Keeping your keys secret is 90% of the battle. This might sound obvious, but don’t release keys in bulk publicly, especially if you intended to leave these keys up indefinitely. Once these keys are in the wild they are there forever. Even if you delete the post later those keys could have been saved by a user or scraped by a website.
Instead of doing this we highly recommend private messaging or emailing keys directly, preferably with a message indicating their key is unique and should not be shared. This keeps the “ammo” malicious end users have to a minimum.
Secure Your Account #
Keep your login credentials private and change your password often. If you share your account with team members be cautious who they share the information with.
NOTE: If you suspect your account has been compromised or a team member has leaked your keys please immediately change your password, delete any inactive keys, and generate new keys as needed.
If you have been the victim of a leak please notify us immediately. If the leak is extreme enough, you might consider the “scorched earth” option of sending new keys to all end users, giving them 30 days to activate their new keys, and then delete any pre-existing keys.
Removing Key Lists From The Internet #
First, realize that removing anything from the internet is practically impossible, but you can make any leaked keys harder to find.

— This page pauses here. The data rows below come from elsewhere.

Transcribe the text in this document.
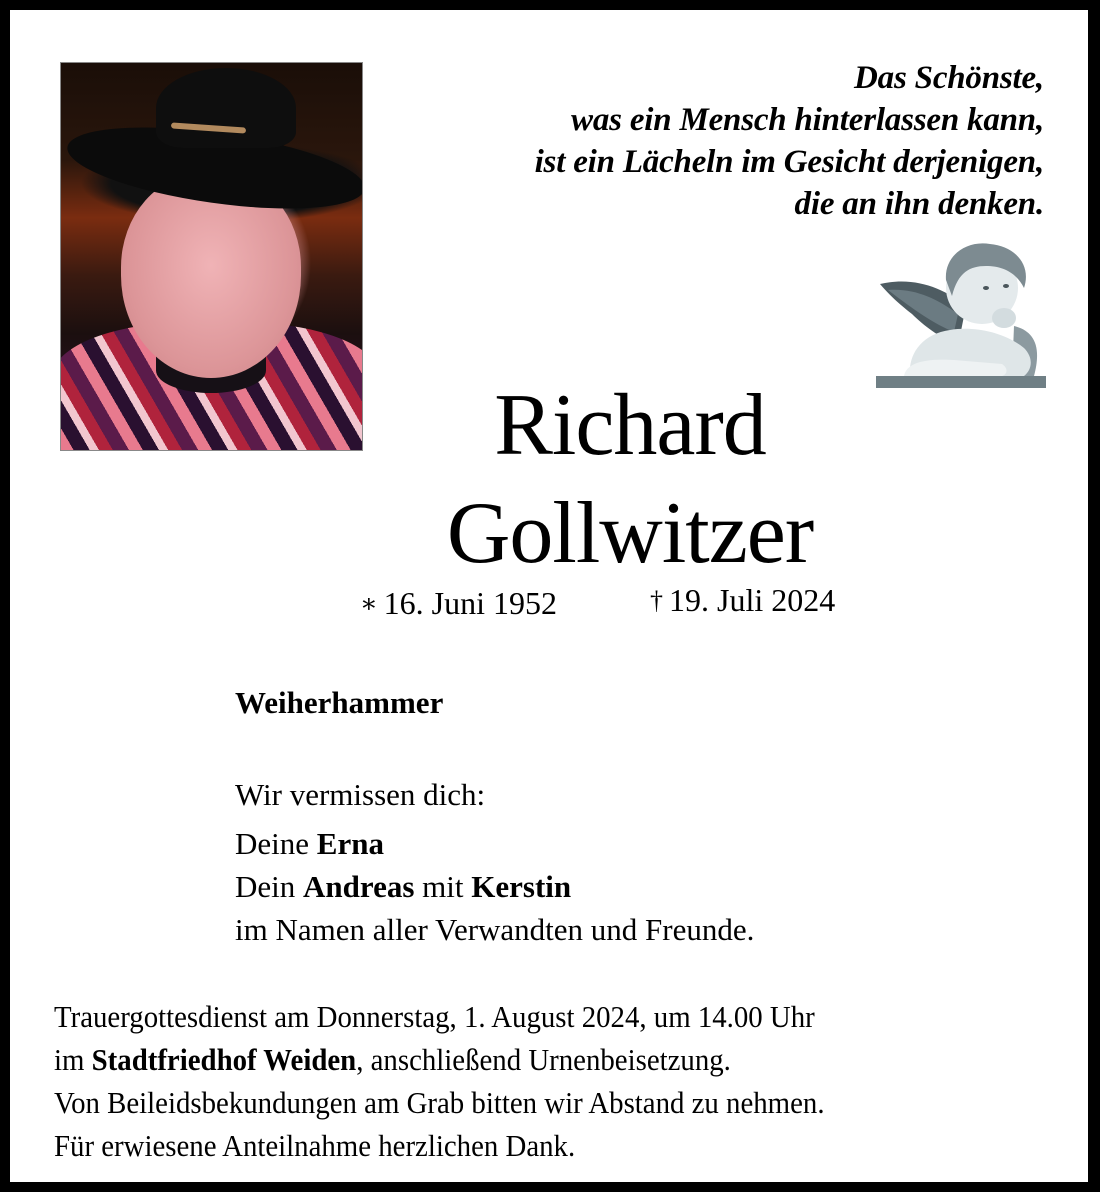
Das Schönste,
was ein Mensch hinterlassen kann,
ist ein Lächeln im Gesicht derjenigen,
die an ihn denken.
Richard
Gollwitzer
∗ 16. Juni 1952	† 19. Juli 2024
Weiherhammer
Wir vermissen dich:
Deine Erna
Dein Andreas mit Kerstin
im Namen aller Verwandten und Freunde.
Trauergottesdienst am Donnerstag, 1. August 2024, um 14.00 Uhr
im Stadtfriedhof Weiden, anschließend Urnenbeisetzung.
Von Beileidsbekundungen am Grab bitten wir Abstand zu nehmen.
Für erwiesene Anteilnahme herzlichen Dank.
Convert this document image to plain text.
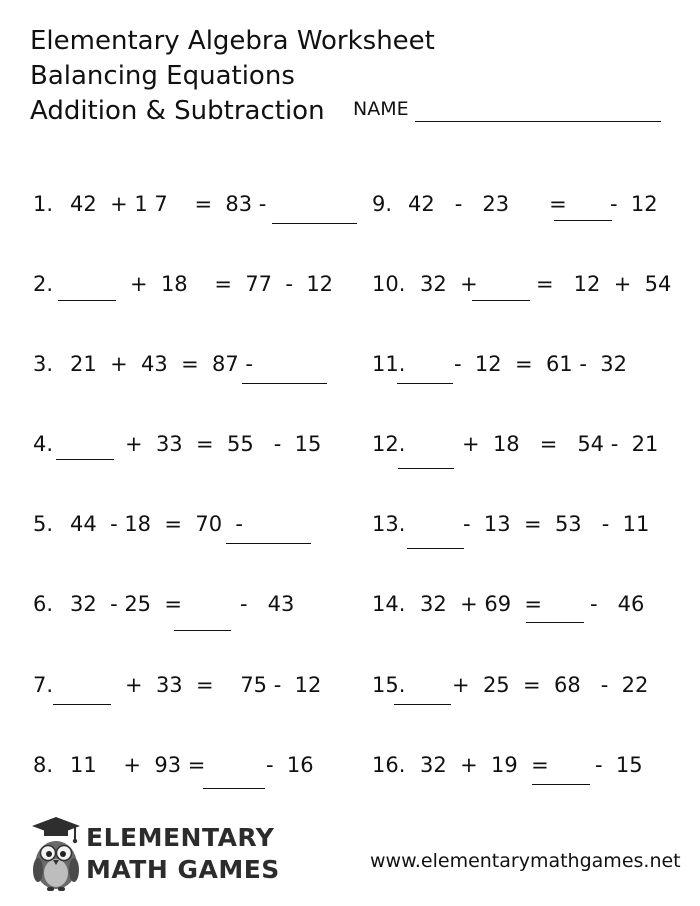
Elementary Algebra Worksheet
Balancing Equations
Addition & Subtraction NAME
1. 42  + 1 7    =  83 -
2.	+  18    =  77  -  12
3. 21  +  43  =  87 -
4.	+  33  =  55   -  15
5. 44  - 18  =  70  -
6. 32  - 25  =	-   43
7.	+  33  =    75 -  12
8. 11    +  93 =	-  16
9. 42   -   23      = -  12
10. 32  +	=   12  +  54
11. -  12  =  61 -  32
12.	+  18   =   54 -  21
13.	-  13  =  53   -  11
14. 32  + 69  = -   46
15. +  25  =  68   -  22
16. 32  +  19  = -  15
ELEMENTARY
MATH GAMES	www.elementarymathgames.net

Keep an eye out for websites that post such key lists. Try search terms like “your app name free keys” or “your app name key list” or “your app name cracked”. If you find your product keys on a website, whether fake keys or real ones, send DMCA requests to their contact info, their hosting provider, and their domain provider. You can find this information by using https://lookup.icann.org.
Custom DMCA requests asking to remove any content related to your app work best. Since practically every domain registrar does not allow stolen product key lists on a website they manage, this is typically an easy way to get the website removed from search results. But, your mileage may vary and the website might pop up again a few weeks later on different hosting and a different registrar.
It is far easier to keep a leak from ever happening than to clean up the mess afterwards.